Peat is the partially decomposed remains of plants from peat bogs, primarily the Sphagnum, i.e., peat moss.  As such peat bogs are long-term repositories of carbon.  When that peat is "mined" and  removed from its low oxygen, low pH, water-logged environment, and spread around our gardens in the form of a soil additive or a potting mix or a starter pot, it finishes its decomposition rather quickly releasing all that stored carbon as carbon dioxide.  It's hard to think about giving up a common gardening practice because it's akin to coal mining and "dirty" coal, but it actually is, so we should.  And because peat bogs are drained so that the peat can be mined, a valuable wetland is destroyed, and the rather unique organisms that inhabit bogs have the habitat destroyed in the process.  Bogs like this formed very slowly, and they can regenerate, but they do so at a terribly slow rate, so peat use is like deforestation, a non-sustainable practice.  In this respect, TPP is as guilty as anyone.  In come places alternatives to peat, other bio-materials that would regularly decompose quickly anyways, are being sought, but so far TPP has seen no significant move in that direction in these parts.  The use of used newsprint and coconut fiber to make "peaty" pots is being to show up in the trade.  Fortunately the local municipality mulches and composts yard, garden, and wood waste which can be used to augment soil instead.  It's hard to get numbers on how big of a carbon footprint the use of peat generates; global warming is speeding up the decomposition of peat in nature as well.  Peat is more common in higher latitudes where the cold keeps things locked up for longer periods of time.  The peat problem is a particularly ironic one because gardeners in general like to think of themselves as the good guys, advancing the front of "green" living, and then it turns out our carbon footprint is bigger than anyone thought.  Besides peat is too valuable for other uses such as making that smoky malt used for whisky production.  The image above is the property of Kristian Peters, used under the terms of the Wikimedia Creative Commons. 


Anonymous said...

Not directly on the topic of peat use by gardeners, but this paper from 2001 has some interesting thoughts and numbers on peat:

"How sustainable is the use of peat for commercial energy
production?" by Anne Jelle Schilstra

It is available here:

Sorry about the long..long URL !

I´m trying to give up the brown stuff myself.

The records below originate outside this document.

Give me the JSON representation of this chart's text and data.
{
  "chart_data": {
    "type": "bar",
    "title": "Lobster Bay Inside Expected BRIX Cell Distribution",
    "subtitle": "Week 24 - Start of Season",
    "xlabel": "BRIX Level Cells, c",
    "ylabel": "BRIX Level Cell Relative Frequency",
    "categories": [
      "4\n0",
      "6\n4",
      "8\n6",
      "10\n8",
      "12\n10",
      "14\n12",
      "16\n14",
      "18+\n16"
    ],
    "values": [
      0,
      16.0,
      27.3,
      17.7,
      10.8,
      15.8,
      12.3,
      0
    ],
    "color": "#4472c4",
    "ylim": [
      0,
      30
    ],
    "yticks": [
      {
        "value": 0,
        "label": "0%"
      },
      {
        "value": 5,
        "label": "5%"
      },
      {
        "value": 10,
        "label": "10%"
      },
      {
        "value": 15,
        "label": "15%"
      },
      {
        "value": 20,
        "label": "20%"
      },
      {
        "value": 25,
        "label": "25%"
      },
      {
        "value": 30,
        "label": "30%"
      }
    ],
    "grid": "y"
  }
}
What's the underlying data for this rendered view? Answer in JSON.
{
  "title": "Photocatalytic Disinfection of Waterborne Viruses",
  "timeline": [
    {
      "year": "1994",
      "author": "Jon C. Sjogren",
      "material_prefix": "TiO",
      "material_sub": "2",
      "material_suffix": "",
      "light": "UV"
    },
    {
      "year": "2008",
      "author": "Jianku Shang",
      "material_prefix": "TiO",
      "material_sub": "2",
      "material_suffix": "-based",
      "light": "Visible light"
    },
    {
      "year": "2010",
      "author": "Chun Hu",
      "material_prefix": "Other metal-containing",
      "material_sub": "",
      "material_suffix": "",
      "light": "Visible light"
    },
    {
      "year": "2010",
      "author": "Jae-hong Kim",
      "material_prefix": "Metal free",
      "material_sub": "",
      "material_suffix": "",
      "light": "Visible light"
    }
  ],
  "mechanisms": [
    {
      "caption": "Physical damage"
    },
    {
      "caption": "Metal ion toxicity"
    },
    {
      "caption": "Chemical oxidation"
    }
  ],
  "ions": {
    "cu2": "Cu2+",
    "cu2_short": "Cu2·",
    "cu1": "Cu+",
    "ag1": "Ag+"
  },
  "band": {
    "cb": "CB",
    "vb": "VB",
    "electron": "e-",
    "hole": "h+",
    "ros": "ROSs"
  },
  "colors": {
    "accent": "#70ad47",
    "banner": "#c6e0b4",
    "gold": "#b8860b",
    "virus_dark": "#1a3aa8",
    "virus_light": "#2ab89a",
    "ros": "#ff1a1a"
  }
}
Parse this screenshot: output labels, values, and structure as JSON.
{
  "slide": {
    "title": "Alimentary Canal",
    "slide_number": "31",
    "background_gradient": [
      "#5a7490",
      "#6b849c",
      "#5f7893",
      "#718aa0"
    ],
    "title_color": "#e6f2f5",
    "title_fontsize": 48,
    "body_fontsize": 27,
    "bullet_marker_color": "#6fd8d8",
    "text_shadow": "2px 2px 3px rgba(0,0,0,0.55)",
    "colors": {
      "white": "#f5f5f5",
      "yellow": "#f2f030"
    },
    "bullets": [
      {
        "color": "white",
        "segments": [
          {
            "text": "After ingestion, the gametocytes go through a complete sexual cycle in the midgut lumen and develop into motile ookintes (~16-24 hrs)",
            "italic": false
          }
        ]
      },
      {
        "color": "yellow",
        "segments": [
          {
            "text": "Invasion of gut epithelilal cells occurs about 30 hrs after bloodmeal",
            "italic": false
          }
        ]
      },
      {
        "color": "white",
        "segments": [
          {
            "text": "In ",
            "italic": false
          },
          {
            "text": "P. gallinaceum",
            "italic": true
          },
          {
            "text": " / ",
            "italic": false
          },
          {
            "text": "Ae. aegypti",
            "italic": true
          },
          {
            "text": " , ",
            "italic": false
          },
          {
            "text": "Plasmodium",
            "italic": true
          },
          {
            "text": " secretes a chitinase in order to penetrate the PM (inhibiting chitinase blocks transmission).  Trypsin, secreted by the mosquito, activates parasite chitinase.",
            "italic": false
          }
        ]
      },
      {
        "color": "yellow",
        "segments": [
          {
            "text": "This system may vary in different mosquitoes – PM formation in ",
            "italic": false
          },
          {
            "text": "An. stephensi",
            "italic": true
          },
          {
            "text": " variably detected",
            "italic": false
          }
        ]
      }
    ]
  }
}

thanks for some great posts


The Phytophactor said...

Thanks for the terrific reference; peat for energy is most certainly unsustainable. Growth is so slow.

JaneB said...

More short-rotation coppice seems like the logical way to go for bio-energy that's closer to carbon-neutral... and most of the studies I've seen show a lot of biodiversity gains for bugs and birds, the roots are not disturbed so there are soil erosion (and soil carbon) gains, plus most of the fast-growing, weedy tree species best suited to this also do well on poor land, so reduce the manufactured chemical input needed for more conventional crops. Let's see every floodplain full of osiers again! That might even help with flood management...

Also, even if a bog regrows, the palaeoecological records it contained are gone forever - bogs need friends (lots of coir-based peat-substitutes available in bags from the garden-centre alongside the regular peat here, thankfully).